Online Learning Update

November 20, 2013

Udacity’s Sebastian Thrun, Godfather of Free Online Education, Changes Course

Filed under: Online Learning News — Ray Schroeder @ 12:12 am

by Max Chafkin, Fast Company

[ed note: This article is getting wide play among those who wish MOOCs would go away. It is a wide-ranging article that is worth reading in its entirety. I, for one, do not believe that MOOCs are gone forever, instead they continue to evolve, I believe those who underestimate this mode of delivery do so at their peril.}

It’s hard to imagine a story that more thoroughly flatters the current sensibilities of Silicon Valley than the one into which Thrun stumbled.
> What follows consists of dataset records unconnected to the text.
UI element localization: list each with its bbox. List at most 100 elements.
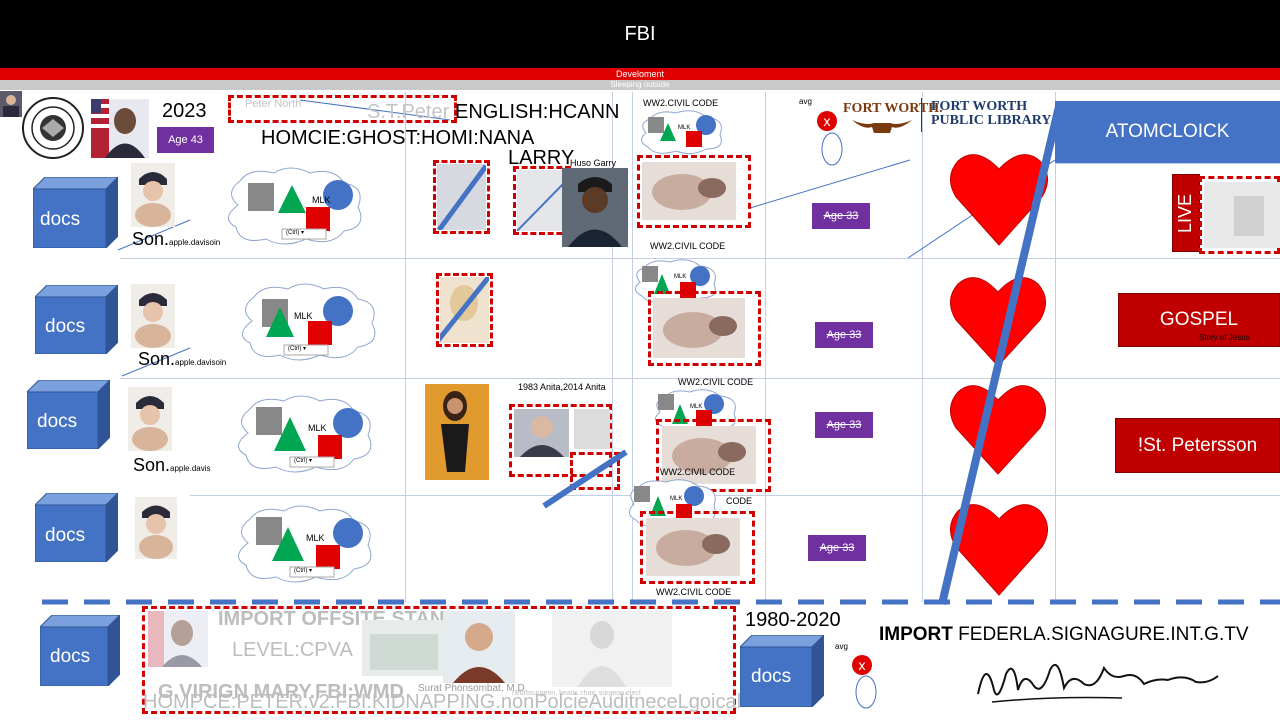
years-label: 1980-2020 <box>745 609 841 631</box>
mlk-label: MLK <box>670 496 683 502</box>
age-badge: Age 33 <box>808 535 866 561</box>
docs-label[interactable]: docs <box>40 209 81 230</box>
dashed-highlight-box <box>228 95 457 123</box>
dashed-divider <box>42 599 1280 605</box>
dashed-photo-frame <box>436 273 493 347</box>
gospel-label: GOSPEL <box>1159 309 1239 330</box>
library-logo-line2: PUBLIC LIBRARY <box>931 113 1052 128</box>
baby-photo <box>135 497 177 559</box>
docs-label[interactable]: docs <box>45 525 86 546</box>
docs-cube-icon <box>35 493 118 562</box>
mlk-label: MLK <box>294 311 313 321</box>
doctor-name-label: Surat Phonsombat, M.D. <box>418 683 528 694</box>
dashed-photo-frame <box>433 160 490 234</box>
petersson-label: !St. Petersson <box>1137 434 1258 456</box>
gospel-sub-label: Story of Jesus <box>1199 333 1250 342</box>
virgin-label: G.VIRIGN MARY.FBI:WMD <box>158 681 404 703</box>
son-text: Son. <box>133 455 171 475</box>
faded-soldier-photo <box>552 611 672 687</box>
strike-line <box>938 101 1064 605</box>
ww2-label: WW2.CIVIL CODE <box>656 587 732 597</box>
ww2-label: WW2.CIVIL CODE <box>660 467 736 477</box>
import-signature-label: IMPORT FEDERLA.SIGNAGURE.INT.G.TV <box>879 624 1249 646</box>
faded-photo <box>437 164 486 230</box>
cloud-diagram: MLK (Ctrl) ▾ <box>228 503 380 585</box>
doctor-sub-label: neurosurgeon, heads chair, surgeon elect <box>512 690 641 697</box>
faded-photo <box>440 277 489 343</box>
baby-photo <box>131 163 175 227</box>
faded-photo <box>574 409 610 449</box>
cloud-shape <box>238 395 372 473</box>
son-text: Son. <box>132 229 170 249</box>
grid-line <box>405 92 406 602</box>
dashed-photo-frame <box>509 404 612 477</box>
ctrl-label[interactable]: (Ctrl) ▾ <box>288 346 307 352</box>
grid-line <box>190 495 1280 496</box>
cloud-diagram: MLK (Ctrl) ▾ <box>232 281 384 363</box>
svg-text:x: x <box>858 659 866 674</box>
faded-photo <box>148 611 208 667</box>
homicide-label: HOMCIE:GHOST:HOMI:NANA <box>261 127 535 149</box>
docs-label[interactable]: docs <box>50 646 91 667</box>
docs-cube-icon <box>33 177 118 248</box>
mlk-label: MLK <box>308 423 327 433</box>
grid-line <box>120 258 1280 259</box>
son-small-text: apple.davis <box>170 464 211 473</box>
ww2-label: WW2.CIVIL CODE <box>678 377 754 387</box>
docs-label[interactable]: docs <box>751 666 792 687</box>
grid-line <box>120 378 1280 379</box>
logo-divider <box>921 98 922 132</box>
portrait-photo <box>425 384 489 480</box>
strike-line <box>542 449 628 509</box>
docs-cube-icon <box>35 285 118 354</box>
year-label: 2023 <box>162 100 207 122</box>
son-label: Son.apple.davisoin <box>138 349 226 370</box>
doctor-photo <box>443 611 515 683</box>
dashed-photo-frame <box>648 291 761 366</box>
atomclock-button[interactable]: ATOMCLOICK <box>1055 101 1280 163</box>
docs-label[interactable]: docs <box>45 316 86 337</box>
grid-line <box>1055 163 1280 164</box>
ctrl-label[interactable]: (Ctrl) ▾ <box>294 568 313 574</box>
son-label: Son.apple.davisoin <box>132 229 220 250</box>
ww2-label: WW2.CIVIL CODE <box>643 98 719 108</box>
dashed-photo-frame <box>637 155 751 228</box>
faded-photo <box>517 170 567 231</box>
english-label: ENGLISH:HCANN <box>455 101 620 123</box>
age-badge: Age 43 <box>157 127 214 153</box>
cloud-shape <box>242 283 376 361</box>
import-keyword: IMPORT <box>879 624 953 645</box>
live-panel[interactable]: LIVE <box>1172 174 1200 252</box>
close-icon[interactable]: x <box>848 652 882 710</box>
son-small-text: apple.davisoin <box>169 238 221 247</box>
level-label: LEVEL:CPVA <box>232 639 353 661</box>
library-logo-line1: FORT WORTH <box>931 99 1028 114</box>
baby-photo <box>128 387 172 451</box>
ctrl-label[interactable]: (Ctrl) ▾ <box>286 230 305 236</box>
docs-cube-icon <box>27 380 110 449</box>
fort-worth-logo-text: FORT WORTH. <box>843 101 943 116</box>
heart-icon <box>950 504 1048 596</box>
mlk-label: MLK <box>678 125 691 131</box>
cloud-shape <box>228 167 362 245</box>
library-logo: FORT WORTH PUBLIC LIBRARY <box>931 100 1051 128</box>
faded-photo <box>646 518 740 576</box>
person-thumbnail <box>0 91 22 117</box>
docs-cube-icon <box>740 635 824 707</box>
cloud-diagram: MLK (Ctrl) ▾ <box>218 165 370 247</box>
son-small-text: apple.davisoin <box>175 358 227 367</box>
grid-line <box>1055 92 1056 602</box>
heart-icon <box>950 277 1046 367</box>
petersson-button[interactable]: !St. Petersson <box>1115 418 1280 473</box>
gospel-button[interactable]: GOSPEL <box>1118 293 1280 347</box>
mlk-label: MLK <box>690 404 703 410</box>
son-text: Son. <box>138 349 176 369</box>
close-icon[interactable]: x <box>815 108 845 166</box>
portrait-photo <box>91 99 149 158</box>
ctrl-label[interactable]: (Ctrl) ▾ <box>294 458 313 464</box>
faded-photo <box>653 298 745 358</box>
docs-label[interactable]: docs <box>37 411 78 432</box>
age-badge: Age 33 <box>812 203 870 229</box>
dashed-photo-frame <box>640 511 755 584</box>
larry-small-label: Huso Garry <box>570 158 617 168</box>
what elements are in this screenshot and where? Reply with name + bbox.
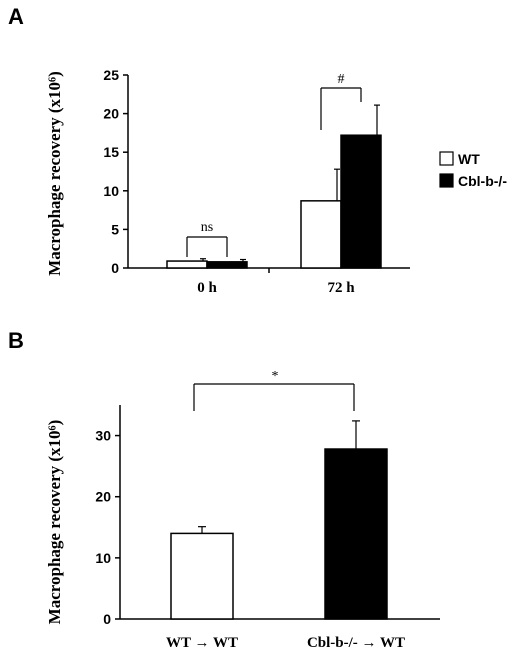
y-tick-label: 15: [103, 144, 119, 160]
significance-bracket: ns: [186, 220, 228, 257]
legend-swatch: [439, 151, 454, 166]
y-tick-label: 30: [95, 428, 111, 444]
y-tick-label: 25: [103, 67, 119, 83]
legend-label: Cbl-b-/-: [458, 173, 507, 189]
significance-bracket: #: [320, 72, 362, 130]
y-tick-label: 5: [111, 221, 119, 237]
x-tick-label: WT → WT: [166, 635, 238, 651]
bar: [170, 532, 234, 620]
y-tick-label: 10: [103, 183, 119, 199]
bar: [206, 261, 248, 269]
y-tick-label: 0: [103, 611, 111, 627]
panel-label: B: [8, 328, 24, 353]
y-tick-label: 20: [103, 106, 119, 122]
y-tick-label: 0: [111, 260, 119, 276]
x-tick-label: 0 h: [197, 280, 217, 296]
significance-label: #: [338, 72, 345, 87]
chart-a: A 0 5 10 15 20 25 Macrophage recovery (x10⁶) 0 h…: [8, 4, 507, 296]
panel-label: A: [8, 4, 24, 29]
bar: [300, 200, 342, 269]
y-tick-label: 10: [95, 550, 111, 566]
significance-bracket: *: [193, 369, 355, 411]
significance-label: ns: [201, 220, 213, 235]
x-tick-label: Cbl-b-/- → WT: [307, 635, 405, 651]
bar: [324, 448, 388, 620]
significance-label: *: [272, 369, 279, 384]
bar: [340, 134, 382, 269]
y-axis-label: Macrophage recovery (x10⁶): [45, 420, 64, 625]
chart-b: B 0 10 20 30 Macrophage recovery (x10⁶) WT → W…: [8, 328, 440, 651]
y-tick-label: 20: [95, 489, 111, 505]
x-tick-label: 72 h: [327, 280, 355, 296]
bar: [166, 260, 208, 269]
legend-label: WT: [458, 151, 480, 167]
y-axis-label: Macrophage recovery (x10⁶): [45, 71, 64, 276]
legend: WT Cbl-b-/-: [439, 151, 507, 189]
legend-swatch: [439, 173, 454, 188]
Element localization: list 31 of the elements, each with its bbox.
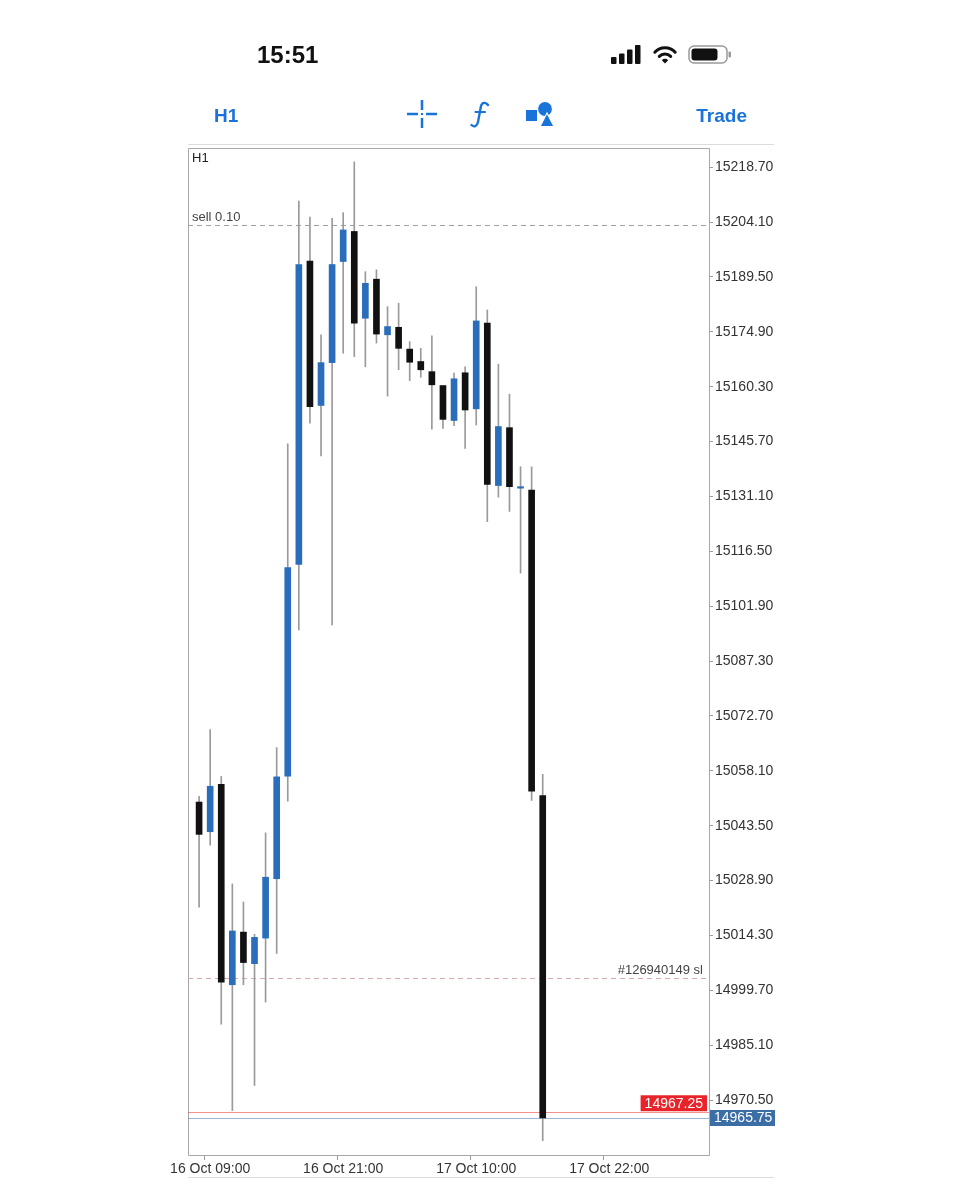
- y-tick-label: 15058.10: [715, 761, 774, 778]
- y-tick-label: 15189.50: [715, 267, 774, 284]
- y-tick-label: 15116.50: [715, 542, 773, 559]
- candlestick: [428, 335, 436, 430]
- text: 15:51: [257, 41, 319, 68]
- y-tick-label: 15072.70: [715, 706, 774, 723]
- y-tick-label: 15218.70: [715, 158, 774, 175]
- text: H1: [214, 105, 239, 126]
- y-tick-label: 15160.30: [715, 377, 774, 394]
- y-tick-label: 15101.90: [715, 597, 774, 614]
- x-tick-label: 16 Oct 21:00: [303, 1160, 384, 1177]
- y-tick-label: 15043.50: [715, 816, 774, 833]
- y-tick-label: 14985.10: [715, 1036, 774, 1053]
- y-tick-label: 15145.70: [715, 432, 774, 449]
- y-tick-label: 14999.70: [715, 981, 774, 998]
- x-tick-label: 17 Oct 22:00: [569, 1160, 650, 1177]
- y-tick-label: 15204.10: [715, 212, 774, 229]
- ref-line-label: 14965.75: [714, 1109, 773, 1126]
- y-tick-label: 15014.30: [715, 926, 774, 943]
- y-tick-label: 15028.90: [715, 871, 774, 888]
- ref-line-label: #126940149 sl: [617, 961, 704, 977]
- ref-line-label: 14967.25: [644, 1094, 704, 1111]
- y-tick-label: 15174.90: [715, 322, 774, 339]
- y-tick-label: 15087.30: [715, 651, 774, 668]
- chart-title: H1: [192, 150, 209, 166]
- x-tick-label: 16 Oct 09:00: [170, 1160, 251, 1177]
- ref-line-label: sell 0.10: [192, 209, 241, 225]
- x-tick-label: 17 Oct 10:00: [436, 1160, 517, 1177]
- y-tick-label: 14970.50: [715, 1090, 774, 1107]
- y-tick-label: 15131.10: [715, 487, 774, 504]
- text: Trade: [696, 105, 747, 126]
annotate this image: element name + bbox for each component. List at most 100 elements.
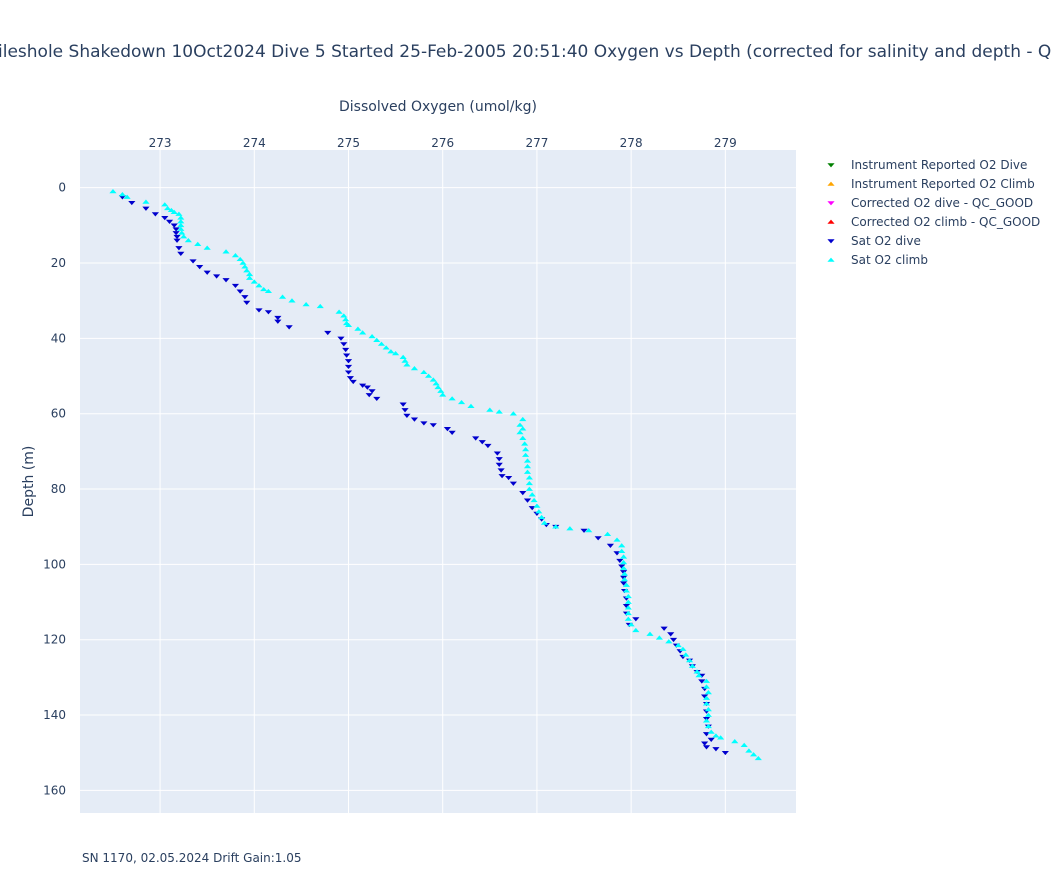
data-point [616, 558, 624, 564]
data-point [509, 481, 517, 486]
data-point [580, 528, 588, 533]
data-point [399, 354, 407, 359]
y-tick-label: 120 [43, 633, 66, 647]
data-point [702, 684, 711, 689]
data-point [324, 330, 332, 336]
data-point [498, 474, 506, 479]
data-point [712, 733, 720, 738]
legend-marker [827, 239, 835, 244]
data-point [172, 227, 180, 232]
data-point [693, 669, 701, 674]
y-tick-label: 100 [43, 557, 66, 571]
data-point [533, 503, 541, 508]
data-point [392, 350, 400, 356]
data-point [184, 237, 192, 243]
data-point [622, 604, 631, 609]
data-point [519, 426, 527, 431]
plot-area [80, 150, 796, 813]
data-point [175, 246, 183, 251]
data-point [243, 268, 251, 273]
data-point [620, 571, 629, 576]
data-point [627, 622, 635, 627]
data-point [165, 219, 174, 225]
data-point [497, 468, 505, 473]
data-point [177, 215, 185, 220]
data-point [196, 264, 204, 270]
data-point [175, 211, 183, 216]
y-tick-label: 60 [51, 407, 66, 421]
data-point [712, 747, 720, 752]
data-point [239, 260, 247, 265]
data-point [523, 458, 532, 463]
data-point [530, 497, 538, 503]
data-point [231, 253, 240, 258]
data-point [203, 270, 211, 275]
legend-entry: Sat O2 dive [851, 234, 921, 248]
data-point [472, 436, 480, 441]
x-tick-labels: 273 274 275 276 277 278 279 [149, 136, 737, 150]
data-point [525, 480, 533, 486]
legend: Instrument Reported O2 Dive Instrument Re… [827, 158, 1040, 267]
data-point [523, 469, 532, 474]
data-point [255, 283, 263, 288]
y-tick-label: 20 [51, 256, 66, 270]
data-point [669, 637, 678, 643]
data-point [704, 690, 712, 695]
data-point [274, 319, 282, 324]
y-tick-label: 160 [43, 783, 66, 797]
x-tick-label: 274 [243, 136, 266, 150]
data-point [646, 631, 654, 636]
data-point [622, 582, 631, 587]
data-point [525, 486, 533, 491]
data-point [495, 409, 503, 414]
data-point [704, 712, 712, 717]
data-point [170, 223, 178, 228]
data-point [519, 435, 527, 440]
y-tick-label: 40 [51, 331, 66, 345]
data-point [619, 565, 628, 570]
data-point [516, 430, 524, 435]
data-point [118, 195, 126, 200]
data-point [509, 411, 517, 416]
data-point [516, 422, 524, 427]
data-point [173, 234, 181, 240]
data-point [316, 303, 324, 309]
data-point [243, 300, 251, 305]
x-tick-label: 277 [525, 136, 548, 150]
data-point [745, 748, 753, 753]
data-point [401, 408, 409, 413]
data-point [624, 599, 632, 604]
data-point [342, 347, 350, 353]
data-point [618, 564, 626, 569]
data-point [410, 366, 419, 371]
data-point [682, 652, 690, 657]
data-point [620, 577, 629, 582]
data-point [667, 632, 675, 637]
data-point [164, 205, 172, 211]
data-point [241, 295, 249, 300]
data-point [606, 543, 615, 548]
data-point [344, 370, 353, 375]
grid-lines [80, 150, 796, 813]
data-point [522, 452, 530, 457]
data-point [424, 373, 433, 378]
data-point [109, 189, 117, 194]
data-point [679, 646, 687, 651]
chart-title: ileshole Shakedown 10Oct2024 Dive 5 Star… [0, 42, 1051, 62]
data-point [172, 231, 180, 236]
data-point [142, 199, 150, 204]
data-point [566, 526, 574, 531]
data-point [359, 383, 367, 388]
data-point [618, 548, 626, 553]
data-point [585, 528, 593, 533]
data-point [337, 336, 345, 341]
data-point [177, 226, 185, 231]
data-point [505, 475, 513, 481]
data-point [702, 701, 711, 706]
data-point [523, 498, 532, 503]
data-point [222, 278, 230, 283]
legend-entry: Sat O2 climb [851, 253, 928, 267]
legend-marker [827, 163, 835, 168]
data-point [377, 341, 386, 346]
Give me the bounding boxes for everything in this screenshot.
Not only is reinventing the university a worthy goal–tuition prices at both public and private colleges have soared in recent years, and the debt burden borne by American students is more than $1 trillion–but it’s hard to imagine an industry more ripe for disruption than one in which the professionals literally still don medieval robes. “Education hasn’t changed for 1,000 years,” says Peter Levine, a partner with Andreessen Horowitz and a Udacity board member, summing up the Valley’s conventional wisdom on the topic. “Udacity just seemed like a fundamentally new way to change how communities of people are educated.” But for Thrun, who had been wrestling over who Udacity’s ideal students should be, the results were not a failure; they were clarifying. “We were initially torn between collaborating with universities and working outside the world of college,” Thrun tells me. The San Jose State pilot offered the answer. “These were students from difficult neighborhoods, without good access to computers, and with all kinds of challenges in their lives,” he says. “It’s a group for which this medium is not a good fit.”